10
Healy hiked his pants up at the knee when he sat, to keep the crease. He had on a tan poplin suit and a coffee-colored snap-brim straw hat with a wide brown headband. His plain-toed cordovan shoes gleamed with polish.
“On my way home,” Healy said. “Thought I’d stop in, see what’s happening with your floater.”
Jesse pointed over his shoulder at the photo.
“That her?” Healy said.
A blowup of Florence Horvath’s driver’s license was stuck on a cork board to the left of the window behind Jesse’s desk.
“That’s her, Captain,” Jesse said. “Florence Horvath, thirty-four years old, address in Fort Lauderdale. She had her teeth cleaned a month ago and charged it on her credit card. We called the dentist, got the dental records, forensic people compared them.”
“You’re lucky,” Healy said. “Lot of floaters are such a mess we never do figure out who they are.”
“Got nothing to do with luck,” Jesse said.
“Right,” Healy said. “It was crack police work that some guy walked in and handed you her driver’s license and credit card.”
“And,” Jesse said, “we didn’t lose them.”
“Got me there,” Healy said. “Now that you know who she is, do you know why she’s up here?”
“Not yet.”
“I’m only a state police captain,” Healy said, “not a chief of police, like you, but since you found her in the water and since this is Race Week, could there be a connection?”
“I got a couple of people checking the yachts in the harbor, see if any of them are out of Fort Lauderdale.”
“Or even docked there in the last three weeks,” Healy said.
“If she came on a yacht.”
“If,” Healy said. “How about the airlines?”
“No Florence Horvath on any of them.”
“Not just from Florida,” Healy said.
“From anywhere,” Jesse said.
“Molly been working her ass off,” Healy said. “How about a car.”
“Nope.”
“Rental car?”
“None of the big agencies, at least, have her in the computer,” Jesse said. “We haven’t gotten to the Rent-a-Lemon yet.”
“Nothing on her credit card to indicate a rental.”
“Could have several credit cards.”
“True.”
“Hotels?” Healy said.
“What is this,” Jesse said, “a quiz?”
“Trying to learn police work,” Healy said.
“She’s not registered in any of the area hotels.”
“Including Boston?”
“Including Boston.”
“Anybody in town she might be visiting?” Healy said.
“One family named Horvath.
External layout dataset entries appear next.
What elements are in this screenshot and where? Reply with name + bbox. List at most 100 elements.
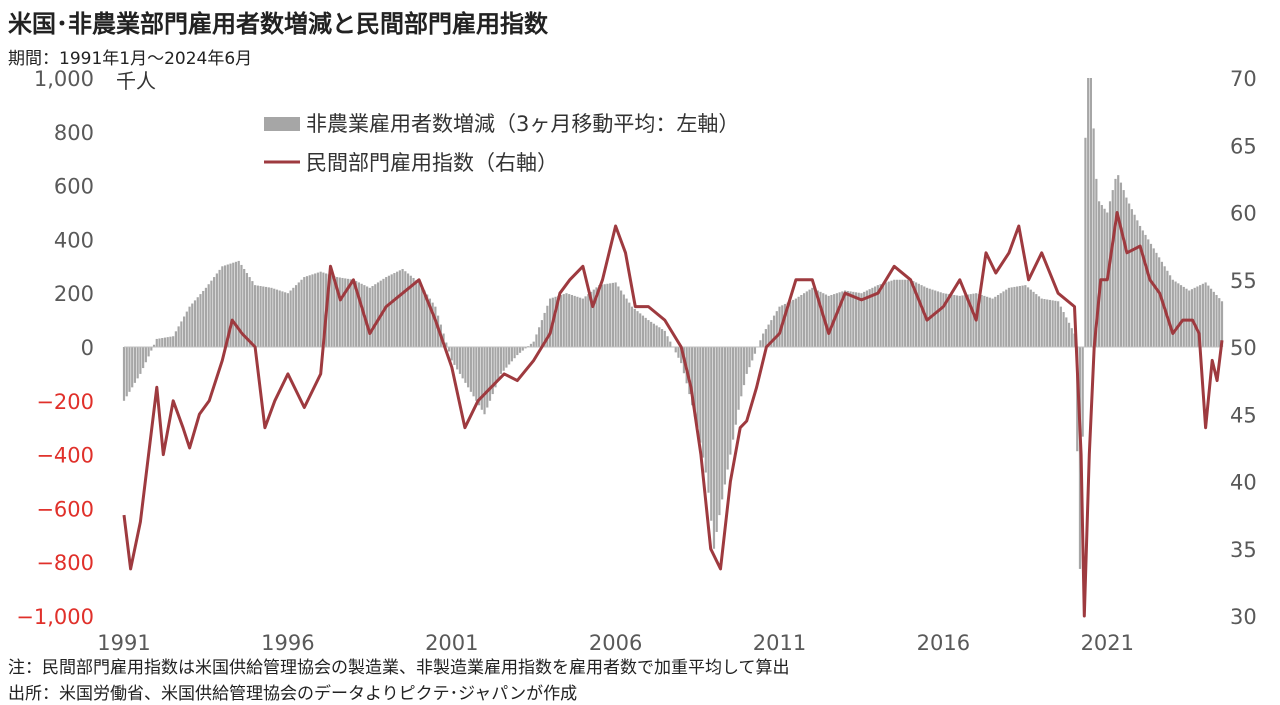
bar bbox=[901, 279, 904, 347]
bar bbox=[1018, 286, 1021, 347]
bar bbox=[906, 279, 909, 347]
bar bbox=[794, 298, 798, 347]
bar bbox=[912, 281, 915, 347]
bar bbox=[387, 275, 391, 347]
bar bbox=[346, 278, 350, 347]
bar bbox=[502, 347, 505, 371]
bar bbox=[947, 294, 950, 347]
bar bbox=[813, 289, 817, 347]
bar bbox=[1207, 285, 1210, 347]
bar bbox=[1136, 220, 1139, 347]
bar bbox=[904, 279, 907, 347]
bar bbox=[955, 295, 959, 347]
bar bbox=[1190, 289, 1194, 347]
bar bbox=[934, 290, 937, 347]
bar bbox=[726, 347, 729, 470]
bar bbox=[409, 275, 412, 347]
bar bbox=[565, 293, 568, 347]
bar bbox=[945, 293, 948, 347]
right-tick-label: 55 bbox=[1230, 269, 1257, 293]
bar bbox=[259, 286, 262, 347]
bar bbox=[819, 291, 822, 347]
bar bbox=[546, 305, 549, 347]
bar bbox=[663, 330, 666, 347]
bar bbox=[191, 303, 194, 347]
bar bbox=[1138, 225, 1142, 347]
bar bbox=[221, 266, 224, 347]
left-tick-label: 800 bbox=[54, 121, 94, 145]
bar bbox=[133, 347, 137, 383]
bar bbox=[223, 265, 227, 347]
bar bbox=[996, 294, 1000, 347]
legend-bar-swatch bbox=[264, 117, 300, 131]
bar bbox=[972, 293, 975, 347]
left-tick-label: −600 bbox=[36, 497, 94, 521]
bar bbox=[456, 347, 459, 370]
bar bbox=[357, 282, 360, 347]
bar bbox=[838, 292, 841, 347]
bar bbox=[1070, 328, 1073, 347]
bar bbox=[1021, 285, 1024, 347]
bar bbox=[1182, 286, 1185, 347]
bar bbox=[562, 294, 565, 347]
bar bbox=[857, 292, 860, 347]
bar bbox=[1043, 299, 1046, 347]
bar bbox=[1185, 288, 1188, 347]
left-axis-ticks: 1,000 800 600 400 200 0 −200 −400 −600 −800 −1,000 bbox=[16, 67, 94, 629]
bar bbox=[1215, 294, 1218, 347]
bar bbox=[477, 347, 481, 406]
bar bbox=[767, 324, 770, 347]
bar bbox=[431, 302, 434, 347]
bar bbox=[390, 274, 393, 347]
bar bbox=[426, 294, 429, 347]
bar bbox=[734, 347, 737, 425]
bar bbox=[319, 271, 322, 347]
left-tick-label: −200 bbox=[36, 390, 94, 414]
bar bbox=[587, 294, 590, 347]
left-tick-label: −800 bbox=[36, 551, 94, 575]
right-tick-label: 30 bbox=[1230, 605, 1257, 629]
bar bbox=[641, 315, 645, 347]
bar bbox=[863, 291, 866, 347]
bar bbox=[893, 279, 896, 347]
bar bbox=[693, 347, 696, 417]
bar bbox=[300, 279, 303, 347]
bar bbox=[762, 333, 765, 347]
bar bbox=[1081, 347, 1084, 437]
bar bbox=[800, 294, 803, 347]
bar bbox=[999, 293, 1002, 347]
bar bbox=[355, 281, 358, 347]
bar bbox=[917, 283, 920, 347]
bar bbox=[311, 274, 314, 347]
bar bbox=[415, 280, 418, 347]
bar bbox=[890, 280, 893, 347]
bar bbox=[573, 295, 576, 347]
bar bbox=[816, 290, 819, 347]
bar bbox=[718, 347, 721, 516]
bar bbox=[193, 300, 197, 347]
right-tick-label: 65 bbox=[1230, 134, 1257, 158]
bar bbox=[333, 276, 336, 347]
bar bbox=[136, 347, 139, 379]
bar bbox=[1029, 289, 1032, 347]
bar bbox=[1212, 291, 1215, 347]
bar bbox=[579, 297, 582, 347]
bar bbox=[338, 277, 341, 347]
right-tick-label: 50 bbox=[1230, 336, 1257, 360]
bar bbox=[778, 306, 781, 347]
bar bbox=[939, 292, 942, 347]
bar bbox=[262, 286, 265, 347]
bar bbox=[535, 334, 538, 347]
bar bbox=[174, 331, 177, 347]
bar bbox=[581, 298, 584, 347]
bar bbox=[1084, 137, 1087, 347]
bar bbox=[600, 284, 604, 347]
bar bbox=[986, 296, 989, 347]
bar bbox=[376, 282, 380, 347]
bar bbox=[1144, 234, 1147, 347]
left-tick-label: −1,000 bbox=[16, 605, 94, 629]
bar bbox=[284, 292, 287, 347]
bar bbox=[966, 294, 970, 347]
bar bbox=[322, 272, 325, 347]
bar bbox=[783, 303, 787, 347]
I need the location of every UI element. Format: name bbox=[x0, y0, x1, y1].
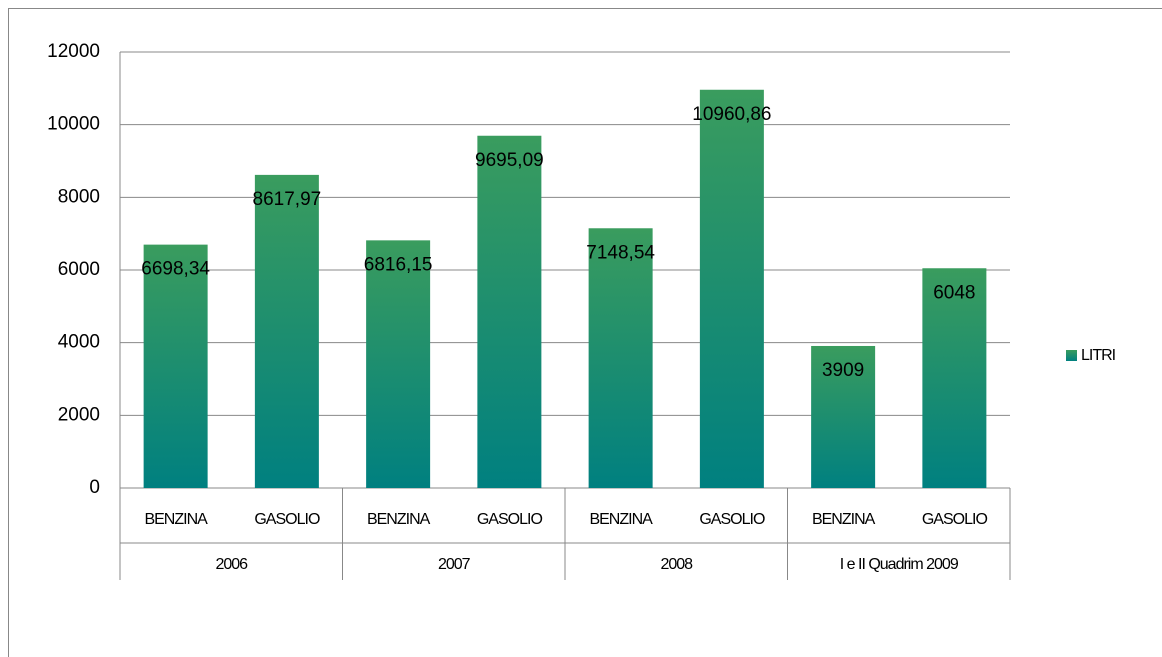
x-tick-label: BENZINA bbox=[367, 511, 431, 528]
x-tick-label: BENZINA bbox=[589, 511, 653, 528]
x-tick-label: GASOLIO bbox=[922, 511, 988, 528]
chart-frame bbox=[8, 8, 1162, 657]
y-tick-label: 12000 bbox=[47, 41, 100, 62]
y-tick-label: 4000 bbox=[58, 332, 100, 353]
data-label: 7148,54 bbox=[586, 242, 655, 263]
y-tick-label: 8000 bbox=[58, 186, 100, 207]
data-label: 6698,34 bbox=[141, 259, 210, 280]
bar bbox=[588, 228, 653, 488]
x-tick-label: GASOLIO bbox=[254, 511, 320, 528]
data-label: 6048 bbox=[933, 282, 975, 303]
y-tick-label: 10000 bbox=[47, 114, 100, 135]
bar bbox=[254, 174, 319, 488]
group-label: 2006 bbox=[215, 556, 248, 573]
bar bbox=[366, 240, 431, 488]
x-tick-label: BENZINA bbox=[144, 511, 208, 528]
x-tick-label: BENZINA bbox=[812, 511, 876, 528]
group-label: 2007 bbox=[438, 556, 471, 573]
y-tick-label: 6000 bbox=[58, 259, 100, 280]
bar bbox=[143, 244, 208, 488]
x-tick-label: GASOLIO bbox=[699, 511, 765, 528]
data-label: 3909 bbox=[822, 360, 864, 381]
group-label: 2008 bbox=[660, 556, 693, 573]
bar bbox=[477, 135, 542, 488]
bar bbox=[811, 345, 876, 488]
y-tick-label: 2000 bbox=[58, 404, 100, 425]
legend-swatch bbox=[1066, 350, 1077, 361]
data-label: 8617,97 bbox=[253, 189, 322, 210]
y-tick-label: 0 bbox=[89, 477, 100, 498]
data-label: 9695,09 bbox=[475, 150, 544, 171]
group-label: I e II Quadrim 2009 bbox=[840, 556, 959, 573]
bar bbox=[922, 268, 987, 488]
bar bbox=[699, 89, 764, 488]
data-label: 10960,86 bbox=[692, 104, 771, 125]
data-label: 6816,15 bbox=[364, 254, 433, 275]
x-tick-label: GASOLIO bbox=[477, 511, 543, 528]
legend-label: LITRI bbox=[1081, 347, 1115, 364]
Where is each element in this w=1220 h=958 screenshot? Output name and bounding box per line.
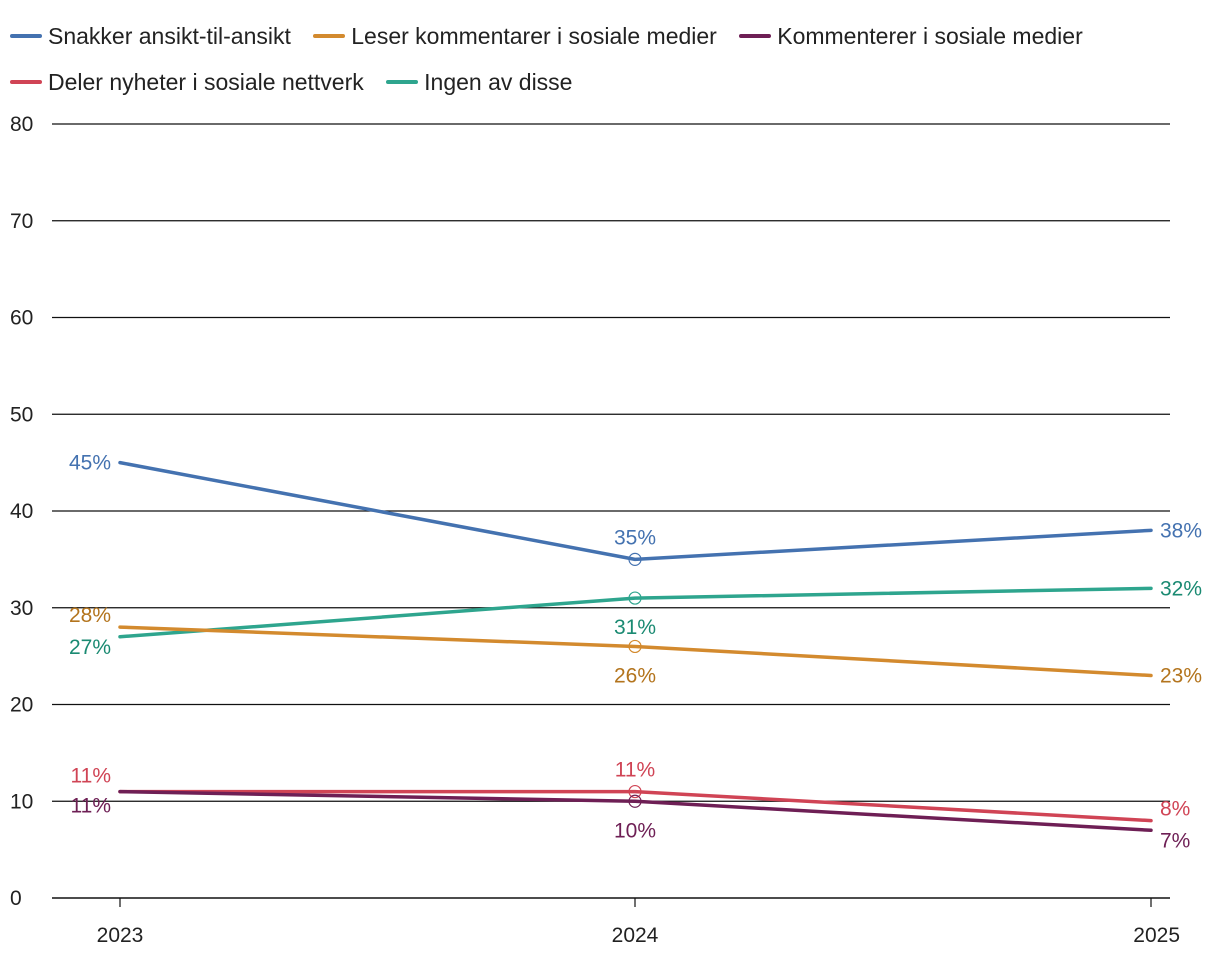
chart-legend: Snakker ansikt-til-ansikt Leser kommenta…	[10, 10, 1200, 102]
data-label-ingen-2024: 31%	[614, 616, 656, 639]
data-label-snakker-2023: 45%	[69, 452, 111, 475]
data-label-ingen-2025: 32%	[1160, 577, 1202, 600]
x-tick-label-2023: 2023	[97, 924, 144, 947]
data-label-deler-2024: 11%	[615, 759, 655, 782]
legend-item-snakker[interactable]: Snakker ansikt-til-ansikt	[10, 16, 291, 56]
data-label-leser-2025: 23%	[1160, 664, 1202, 687]
x-tick-label-2024: 2024	[612, 924, 659, 947]
legend-label-leser: Leser kommentarer i sosiale medier	[351, 23, 717, 49]
point-marker-leser-2024	[628, 639, 642, 654]
data-label-snakker-2024: 35%	[614, 526, 656, 549]
legend-item-leser[interactable]: Leser kommentarer i sosiale medier	[313, 16, 717, 56]
point-marker-ingen-2024	[628, 591, 642, 605]
legend-item-kommenterer[interactable]: Kommenterer i sosiale medier	[739, 16, 1083, 56]
legend-swatch-snakker	[10, 34, 42, 38]
legend-swatch-deler	[10, 80, 42, 84]
series-line-ingen	[118, 586, 1153, 639]
y-tick-label-30: 30	[10, 597, 33, 620]
legend-label-snakker: Snakker ansikt-til-ansikt	[48, 23, 291, 49]
legend-item-ingen[interactable]: Ingen av disse	[386, 62, 572, 102]
y-tick-label-10: 10	[10, 790, 33, 813]
y-tick-label-70: 70	[10, 210, 33, 233]
y-tick-label-50: 50	[10, 403, 33, 426]
legend-item-deler[interactable]: Deler nyheter i sosiale nettverk	[10, 62, 364, 102]
data-label-leser-2024: 26%	[614, 664, 656, 687]
series-line-leser	[118, 625, 1153, 678]
legend-swatch-kommenterer	[739, 34, 772, 38]
data-label-kommenterer-2024: 10%	[614, 819, 656, 842]
x-tick-label-2025: 2025	[1133, 924, 1180, 947]
data-label-ingen-2023: 27%	[69, 636, 111, 659]
legend-label-ingen: Ingen av disse	[424, 69, 573, 95]
legend-swatch-leser	[313, 34, 346, 38]
data-label-leser-2023: 28%	[69, 604, 111, 627]
y-tick-label-0: 0	[10, 887, 22, 910]
data-label-deler-2023: 11%	[71, 765, 111, 788]
data-label-kommenterer-2025: 7%	[1160, 829, 1190, 852]
y-tick-label-40: 40	[10, 500, 33, 523]
data-label-kommenterer-2023: 11%	[71, 795, 111, 818]
legend-label-kommenterer: Kommenterer i sosiale medier	[777, 23, 1083, 49]
legend-swatch-ingen	[386, 80, 419, 84]
series-line-deler	[118, 789, 1153, 823]
point-marker-kommenterer-2024	[628, 794, 642, 808]
series-line-kommenterer	[118, 789, 1153, 833]
y-tick-label-60: 60	[10, 307, 33, 330]
legend-label-deler: Deler nyheter i sosiale nettverk	[48, 69, 364, 95]
y-tick-label-20: 20	[10, 694, 33, 717]
point-marker-snakker-2024	[628, 552, 642, 566]
data-label-snakker-2025: 38%	[1160, 519, 1202, 542]
y-tick-label-80: 80	[10, 113, 33, 136]
point-marker-deler-2024	[628, 784, 642, 799]
series-line-snakker	[118, 460, 1153, 562]
data-label-deler-2025: 8%	[1160, 798, 1190, 821]
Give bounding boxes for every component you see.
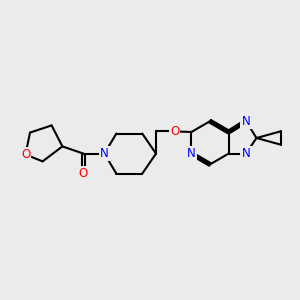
Text: O: O <box>79 167 88 180</box>
Text: N: N <box>242 115 250 128</box>
Text: N: N <box>187 147 196 160</box>
Text: O: O <box>21 148 30 161</box>
Text: O: O <box>170 125 179 138</box>
Text: N: N <box>100 147 109 160</box>
Text: N: N <box>242 147 250 160</box>
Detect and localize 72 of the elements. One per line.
I called them. They never heard of her.”
“Doesn’t mean they didn’t kill her.”
“We don’t know if anyone killed her,” Jesse said. “Could just as well be an accident for all the forensics we got.”
“Sure,” Healy said. “She fell overboard and drowned and no one noticed.”
“For all we know,” Jesse said, “she fell off the Queen Elizabeth on her way to Liverpool and the currents brought her in.”
“You think so?” Healy said.
“No,” Jesse said.
“Usually when someone is missing for the length of time she was in the water,” Healy said, “somebody wonders where she is.”
“That’s true whether it’s murder or not,” Jesse said.
“But if she were traveling, and the only person who knew her was the person she was traveling with, and that person killed her…” Healy rolled his hand.
Jesse leaned back in his swivel chair and grinned at Healy.
“It was a quiz, and we both aced it,” Jesse said. “Sure, I’m with you. I think she was murdered.”
“But you have no proof,” Healy said.
“Hell no,” Jesse said. “Not yet.”
“She might have arrived by bus,” Healy said.
“Yeah, and she might have hitchhiked. I got twelve people in this department including me. We’re dancing as fast as we can dance.”
Healy smiled.
“You got a homicide. I’m the commanding officer of the state homicide unit.”
“So you’re offering to help?”
“I am.”
“Never too big to give the little guy a hand,” Jesse said.
“Exactly,” Healy said.
“Just as long as we’re clear on whose case it is.”
“It belongs to all of us,” Healy said, “who love truth and justice.”
“Like hell,” Jesse said. “It belongs to me.”
“Oh,” Healy said. He shrugged. “Okay.”